Serverless - Setting up SSL for your serverless app
Overview
In this workshop in the serverless series, we will set up website application to be more sercure in transit by using an SSL certificate. An SSL Certificate allows traffic between a user and a website application hosted on an S3 bucket to be encrypted in transit (in-flight encryption).

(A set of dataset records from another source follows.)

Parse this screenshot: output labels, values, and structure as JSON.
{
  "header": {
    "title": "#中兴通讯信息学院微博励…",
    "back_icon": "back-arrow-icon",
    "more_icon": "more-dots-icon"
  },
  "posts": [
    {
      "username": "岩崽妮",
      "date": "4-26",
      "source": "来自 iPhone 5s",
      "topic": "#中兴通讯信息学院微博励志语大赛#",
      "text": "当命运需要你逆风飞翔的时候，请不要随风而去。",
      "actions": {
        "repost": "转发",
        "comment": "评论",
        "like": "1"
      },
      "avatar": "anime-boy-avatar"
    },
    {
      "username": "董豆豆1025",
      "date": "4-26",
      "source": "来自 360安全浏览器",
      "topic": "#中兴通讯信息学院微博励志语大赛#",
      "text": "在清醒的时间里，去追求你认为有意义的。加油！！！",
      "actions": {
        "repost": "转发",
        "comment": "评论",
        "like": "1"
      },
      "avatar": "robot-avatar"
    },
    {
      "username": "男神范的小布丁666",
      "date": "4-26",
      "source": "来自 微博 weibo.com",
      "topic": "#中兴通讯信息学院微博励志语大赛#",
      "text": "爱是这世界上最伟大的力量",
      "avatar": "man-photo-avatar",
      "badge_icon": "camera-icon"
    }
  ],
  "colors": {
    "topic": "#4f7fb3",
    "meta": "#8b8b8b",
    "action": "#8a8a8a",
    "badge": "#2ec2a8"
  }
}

The architecture of the web application will look like this:
- AWS Certificate Manager: manage SSL certificates
- Amazon Route 53: provide custom domain
- Amazon CloudFront: allows us to use SSL certificate to serve web with HTTPS
AWS Certificate Manager
AWS Certificate Manager (ACM) handles the complexity of creating, storing, and renewing public and private SSL/TLS X.509 certificates and keys that protect your AWS websites and applications. You can provide certificates for your integrated AWS services either by issuing them directly with ACM or by importing third-party certificates into the ACM management system
Amazon Route 53
Amazon Route 53 is website service for Domain Name System (DNS) in the cloud. This service is highly available and scalable, disigned for developers and businessees, a reliable and cost-effective way of routing for end users as well as Internet applications by switching domains, such as www.example.com to the IP address (192.0.2.1)
Some feature of Amazon Route 53:
- Efficiently connect user requests to infrastructure running in AWS – like Amazon EC2 instances, Elastic Load Balancing load balancers, or Amazon S3 repositories
- Routing users to infrastructure outside of AWS
- Configure DNS health checks to route traffic to qualified endpoints
- Independently monitor the health of applications and endpoints
One component that we’ll be using for Route 53 is the Hosted zone - which is a container of records that defines how to route traffic to a domain of its subdomains.
Amazon CloudFront
Amazon CloudFront is a web service that speeds up distribution of your static and dynamic web content, such as .html, .css, .js, and image files, to your users. CloudFront delivers your content through a worldwide network of data centers called edge locations. When a user requests content that you’re serving with CloudFront, the request is routed to the edge location that provides the lowest latency (time delay), so that content is delivered with the best possible performance.
A simple approach for storing and delivering static content is to use an Amazon S3 bucket. Using S3 together with CloudFront has a number of advantages, including the option to use origin access control to easily restrict access to your S3 content.